Nathan yang sama sekali tak dekat dengan sang mama pun langsung mendudukkan diri di sofa dekat jendela. Memang terlihat seperti anak durhaka yang sama sekali tak mempedulikan keadaan sang mama yang sedang terbaring sakit. Hanya saja Nathan terlalu canggung untuk sekedar memulai pembicaraan. Apalagi kabar yang telah ia dengar dari mamanya sendiri, orangtuanya akan bercerai. Ya, lagi-lagi sang anak yang tak pernah tau permasalahan keluarga.

Nathan merasa sudah sangat dewasa untuk bisa mengerti keadaan orangtua. Mamanya tadi sudah hampir saja bercerita tentang permasalahan apa sedang dihadapinya selama ini, namun langkah mundur lagi-lagi di lakukannya.

Bukan maksud ingin lancang dengan mencoba mencari tau titik permasalahan orangtuanya. Tapi Nathan juga manusia biasa, ia ingin memiliki keluarga utuh dan harmonis yang selama ini ia idam-idamkan. Ia hanya ingin menjadi anak yang bisa memberikan masukan ataupun pendapat yang bisa didengar, bukan hanya menjadi anggota keluarga yang hanya tertulis di kartu keluarga.

"Nathan!"

Nathan sadar dari lamunannya. Pria itu pun menyimpan ponsel di saku jaket milik Max yang dipinjamkan kepadanya. Pandangannya terarah pada sosok wanita paruh baya yang mendudukkan diri tepat disampingnya. Senyum keibuan pun di dapatkan, Nathan seperti asing dengan raut itu. Tapi meskipun begitu, ia merasa begitu nyaman berada di samping wanita anggun yang tak lain adalah tante Nina.

"Iya, kenapa tante?"

"Jangan menjauh dari mama mu, tetaplah disampingnya. Dia itu wanita yang dingin dari dulu, tapi kau juga harus tau kalau dia adalah wanita yang penuh dengan kasih sayang, dan jangan ragu akan itu," ucap Nina dengan mengelus pelan bahu Nathan

"Nathan... tante rasa kau sudah tau tentang kabar perceraian orangtuamu. Tante tak bisa bicara banyak tentang itu, hanya saja tante ingin kau terus menjaga mama mu, bisa?"

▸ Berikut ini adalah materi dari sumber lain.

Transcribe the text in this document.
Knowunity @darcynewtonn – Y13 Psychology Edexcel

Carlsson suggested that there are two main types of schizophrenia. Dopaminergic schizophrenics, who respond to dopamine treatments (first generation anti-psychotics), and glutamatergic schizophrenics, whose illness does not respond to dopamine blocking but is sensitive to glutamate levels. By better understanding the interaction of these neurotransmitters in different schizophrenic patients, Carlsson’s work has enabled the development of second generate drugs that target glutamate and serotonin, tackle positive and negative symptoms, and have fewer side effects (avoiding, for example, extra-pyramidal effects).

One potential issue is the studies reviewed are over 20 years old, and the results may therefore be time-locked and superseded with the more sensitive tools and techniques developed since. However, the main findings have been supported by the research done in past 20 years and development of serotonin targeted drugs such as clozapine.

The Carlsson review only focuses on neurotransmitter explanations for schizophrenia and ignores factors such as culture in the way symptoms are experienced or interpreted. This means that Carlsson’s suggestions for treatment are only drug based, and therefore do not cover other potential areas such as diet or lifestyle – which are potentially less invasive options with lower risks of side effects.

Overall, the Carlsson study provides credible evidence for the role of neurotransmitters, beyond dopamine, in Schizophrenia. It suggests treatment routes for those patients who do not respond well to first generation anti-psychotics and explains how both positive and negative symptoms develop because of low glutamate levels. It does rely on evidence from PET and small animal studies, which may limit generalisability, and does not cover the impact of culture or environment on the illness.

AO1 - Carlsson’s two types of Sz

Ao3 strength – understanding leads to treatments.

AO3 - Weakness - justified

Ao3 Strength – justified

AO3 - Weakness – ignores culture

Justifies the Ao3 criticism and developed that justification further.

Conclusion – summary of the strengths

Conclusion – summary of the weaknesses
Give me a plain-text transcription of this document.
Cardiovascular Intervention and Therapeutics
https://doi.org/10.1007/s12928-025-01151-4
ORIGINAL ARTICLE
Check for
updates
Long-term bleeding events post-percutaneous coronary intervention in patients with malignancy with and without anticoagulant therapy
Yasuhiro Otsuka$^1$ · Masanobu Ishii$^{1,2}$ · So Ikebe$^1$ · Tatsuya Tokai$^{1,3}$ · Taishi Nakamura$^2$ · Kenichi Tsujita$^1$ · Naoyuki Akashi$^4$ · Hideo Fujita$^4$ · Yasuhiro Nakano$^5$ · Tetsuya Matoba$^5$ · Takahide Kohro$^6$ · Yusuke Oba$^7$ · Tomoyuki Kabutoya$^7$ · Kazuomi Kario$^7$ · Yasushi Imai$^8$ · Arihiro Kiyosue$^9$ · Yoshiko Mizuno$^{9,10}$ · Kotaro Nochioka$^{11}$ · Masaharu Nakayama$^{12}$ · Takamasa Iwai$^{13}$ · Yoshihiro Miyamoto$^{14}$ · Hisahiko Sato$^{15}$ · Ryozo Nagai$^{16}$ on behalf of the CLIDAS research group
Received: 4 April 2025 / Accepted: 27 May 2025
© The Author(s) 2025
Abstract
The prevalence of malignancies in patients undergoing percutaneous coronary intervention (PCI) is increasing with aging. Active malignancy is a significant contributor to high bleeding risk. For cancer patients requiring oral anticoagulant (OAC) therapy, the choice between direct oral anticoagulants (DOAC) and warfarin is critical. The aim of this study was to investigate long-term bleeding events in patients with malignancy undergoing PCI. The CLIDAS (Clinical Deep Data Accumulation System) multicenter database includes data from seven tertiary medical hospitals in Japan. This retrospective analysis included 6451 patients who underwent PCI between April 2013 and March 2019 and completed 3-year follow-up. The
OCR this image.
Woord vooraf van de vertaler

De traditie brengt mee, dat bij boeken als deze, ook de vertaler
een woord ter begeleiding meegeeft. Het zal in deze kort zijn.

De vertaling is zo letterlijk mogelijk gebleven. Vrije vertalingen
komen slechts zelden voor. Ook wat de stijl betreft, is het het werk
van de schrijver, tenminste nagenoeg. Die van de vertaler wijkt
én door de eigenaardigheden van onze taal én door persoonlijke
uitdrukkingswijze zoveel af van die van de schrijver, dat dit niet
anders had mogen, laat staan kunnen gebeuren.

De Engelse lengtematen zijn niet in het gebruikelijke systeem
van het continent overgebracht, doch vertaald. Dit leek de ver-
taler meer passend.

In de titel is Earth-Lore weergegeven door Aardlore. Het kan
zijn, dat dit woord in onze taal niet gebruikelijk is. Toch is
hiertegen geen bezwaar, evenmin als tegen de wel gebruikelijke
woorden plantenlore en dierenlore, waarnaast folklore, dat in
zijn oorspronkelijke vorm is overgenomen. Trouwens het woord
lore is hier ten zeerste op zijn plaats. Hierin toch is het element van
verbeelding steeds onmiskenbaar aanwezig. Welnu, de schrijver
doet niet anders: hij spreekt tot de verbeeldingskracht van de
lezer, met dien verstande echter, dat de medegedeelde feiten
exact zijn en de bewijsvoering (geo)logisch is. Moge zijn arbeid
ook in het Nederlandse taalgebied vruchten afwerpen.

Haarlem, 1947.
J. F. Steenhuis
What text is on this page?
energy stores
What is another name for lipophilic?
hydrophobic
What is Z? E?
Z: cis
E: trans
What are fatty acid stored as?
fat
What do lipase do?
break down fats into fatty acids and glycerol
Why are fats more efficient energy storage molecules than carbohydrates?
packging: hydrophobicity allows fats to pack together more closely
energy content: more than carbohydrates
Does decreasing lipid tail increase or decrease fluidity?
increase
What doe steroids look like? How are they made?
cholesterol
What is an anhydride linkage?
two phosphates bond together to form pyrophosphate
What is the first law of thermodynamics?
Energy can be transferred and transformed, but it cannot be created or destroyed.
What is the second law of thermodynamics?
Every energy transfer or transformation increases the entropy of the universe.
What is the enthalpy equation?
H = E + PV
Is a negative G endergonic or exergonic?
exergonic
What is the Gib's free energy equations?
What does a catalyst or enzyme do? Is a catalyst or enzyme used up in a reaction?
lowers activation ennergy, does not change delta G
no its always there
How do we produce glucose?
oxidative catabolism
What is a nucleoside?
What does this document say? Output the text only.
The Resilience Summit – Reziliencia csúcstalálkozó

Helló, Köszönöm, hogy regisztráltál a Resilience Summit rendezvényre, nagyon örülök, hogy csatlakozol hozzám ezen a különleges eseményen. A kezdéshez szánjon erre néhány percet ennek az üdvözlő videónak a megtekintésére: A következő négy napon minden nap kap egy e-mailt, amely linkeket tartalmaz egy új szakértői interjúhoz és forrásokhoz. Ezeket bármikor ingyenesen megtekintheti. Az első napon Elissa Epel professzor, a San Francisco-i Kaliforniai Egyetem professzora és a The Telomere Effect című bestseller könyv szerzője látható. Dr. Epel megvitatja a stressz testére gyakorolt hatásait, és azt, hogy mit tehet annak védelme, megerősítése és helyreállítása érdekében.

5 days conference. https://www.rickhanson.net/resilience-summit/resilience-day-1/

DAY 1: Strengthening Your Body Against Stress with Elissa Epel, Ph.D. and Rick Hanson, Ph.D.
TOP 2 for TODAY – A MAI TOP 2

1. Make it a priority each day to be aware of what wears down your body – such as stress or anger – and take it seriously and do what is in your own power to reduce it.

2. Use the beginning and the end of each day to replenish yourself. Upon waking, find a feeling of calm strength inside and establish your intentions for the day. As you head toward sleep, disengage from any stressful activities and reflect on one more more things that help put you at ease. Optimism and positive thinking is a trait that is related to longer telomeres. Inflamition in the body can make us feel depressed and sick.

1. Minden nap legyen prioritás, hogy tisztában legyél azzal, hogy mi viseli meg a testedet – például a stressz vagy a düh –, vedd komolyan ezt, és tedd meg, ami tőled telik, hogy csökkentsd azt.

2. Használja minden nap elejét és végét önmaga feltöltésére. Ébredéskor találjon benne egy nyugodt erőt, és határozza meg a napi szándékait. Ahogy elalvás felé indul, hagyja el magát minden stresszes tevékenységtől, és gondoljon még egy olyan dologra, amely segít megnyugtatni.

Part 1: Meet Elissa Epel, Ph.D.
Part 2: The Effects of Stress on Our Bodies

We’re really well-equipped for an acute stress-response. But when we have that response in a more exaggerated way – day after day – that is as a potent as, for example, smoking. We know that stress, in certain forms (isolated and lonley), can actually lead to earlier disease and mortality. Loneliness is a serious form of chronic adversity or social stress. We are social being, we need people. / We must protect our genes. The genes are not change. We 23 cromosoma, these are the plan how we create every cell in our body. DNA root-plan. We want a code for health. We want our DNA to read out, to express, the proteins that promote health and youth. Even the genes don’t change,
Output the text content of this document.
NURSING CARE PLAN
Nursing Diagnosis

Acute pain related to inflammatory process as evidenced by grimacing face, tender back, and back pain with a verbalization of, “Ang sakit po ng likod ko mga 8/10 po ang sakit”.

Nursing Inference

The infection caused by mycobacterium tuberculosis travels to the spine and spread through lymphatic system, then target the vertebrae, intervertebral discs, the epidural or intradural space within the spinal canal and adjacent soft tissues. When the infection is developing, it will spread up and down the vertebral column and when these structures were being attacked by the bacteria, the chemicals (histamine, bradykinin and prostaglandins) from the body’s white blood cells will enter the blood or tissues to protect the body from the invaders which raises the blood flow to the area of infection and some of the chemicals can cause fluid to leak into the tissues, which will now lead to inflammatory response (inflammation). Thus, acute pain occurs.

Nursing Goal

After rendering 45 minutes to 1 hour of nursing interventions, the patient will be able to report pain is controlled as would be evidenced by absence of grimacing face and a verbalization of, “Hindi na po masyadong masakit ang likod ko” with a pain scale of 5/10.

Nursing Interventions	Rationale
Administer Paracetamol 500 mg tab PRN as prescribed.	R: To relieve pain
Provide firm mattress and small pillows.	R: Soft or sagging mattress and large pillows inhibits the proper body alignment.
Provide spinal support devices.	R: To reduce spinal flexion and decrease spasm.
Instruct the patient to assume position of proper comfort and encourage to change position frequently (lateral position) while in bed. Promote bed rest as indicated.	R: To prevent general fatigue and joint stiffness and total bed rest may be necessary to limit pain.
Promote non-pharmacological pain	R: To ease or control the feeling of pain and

Mendengar nasehat dari tante Nina membuat Nathan tersenyum miris. Air matanya hampir saja tumpah, apakah setidak penting itu perannya sebagai anak? Bahkan setelah sekian lama, ia seperti hadir hanya sebagai pelengkap yang sama sekali tak dibutuhkan.

Menatap sang mama dari jauh, raut senyum saat berbicara dengan Cherlin ataupun pada Max, kenapa berbeda sekali dengannya? Nathan jadi berpikiran buruk, apakah ia ini bukan anak kandung mamanya? Atau mungkinkah ia hadir tanpa diharapkan?